The Sustainable Development Goals (SDGs) are the blueprint for a better and more sustainable future. But the COVID-19 pandemic has more than doubled the financing gap to achieve them. According to the latest OECD outlook, it’s estimated to increase from US$2.5 trillion pre-COVID to $4.2 trillion.
The role of the private sector is becoming more important because this gap could be filled by aligning only 1.1 percent of the $379 trillion in global finance.
There is good news. Investors are fully acknowledging that sustainable development is essential, not only for the well-being of people and planet, but also for the future of their businesses. And investors, businesses, and the private sector are increasingly willing to work with international development institutions, governments, and civil society to align their investments and practices to the SDGs.
They have requested guidance from UNDP on how to direct their investment capital. Questions we often hear include: “Where are investments most impactful and profitable?”, “How should we prioritize and choose from different options?”, “How can we maximize the likelihood to generate positive impact?”.
The private sector is moving from the niche market approach of “impact investing” to mainstream sustainable development.

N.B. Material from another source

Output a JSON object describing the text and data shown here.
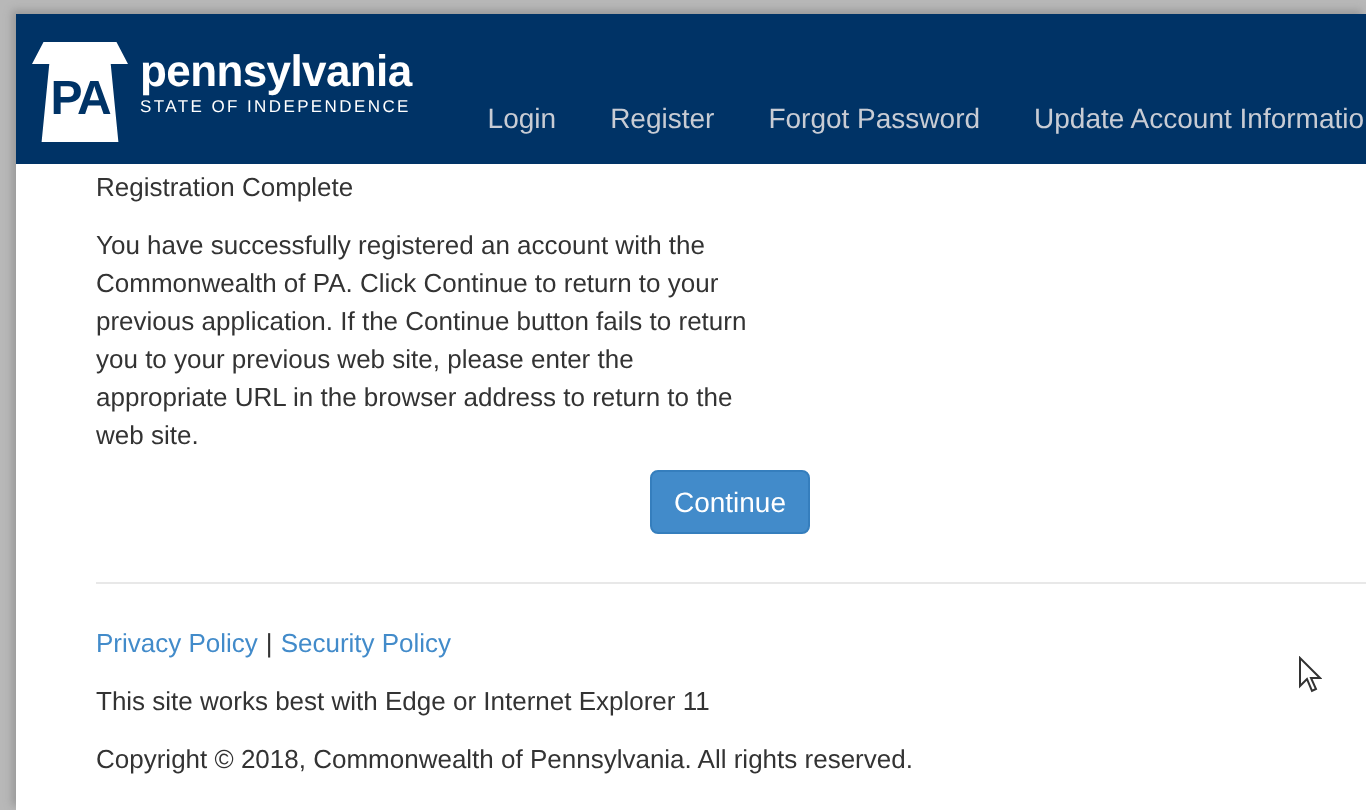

At SDG Impact we have been working hard to provide global decision-making standards that provide practical guidance for businesses, bond issuers and investors to embed economic, social, and environmental considerations into their decision-making and day-to-day operations. They aim to transform the way we do business and investing.
But is this sufficient? How can we accelerate the change that we wish to see and that is needed to address the social and environmental challenges humanity is facing? For some time, we left those questions unanswered and simply tried to do better.
Then one day it clicked. Aren’t we leaving out 1.8 billion people in this world aged between 15 and 29 years old at a time when we need all hands on the deck?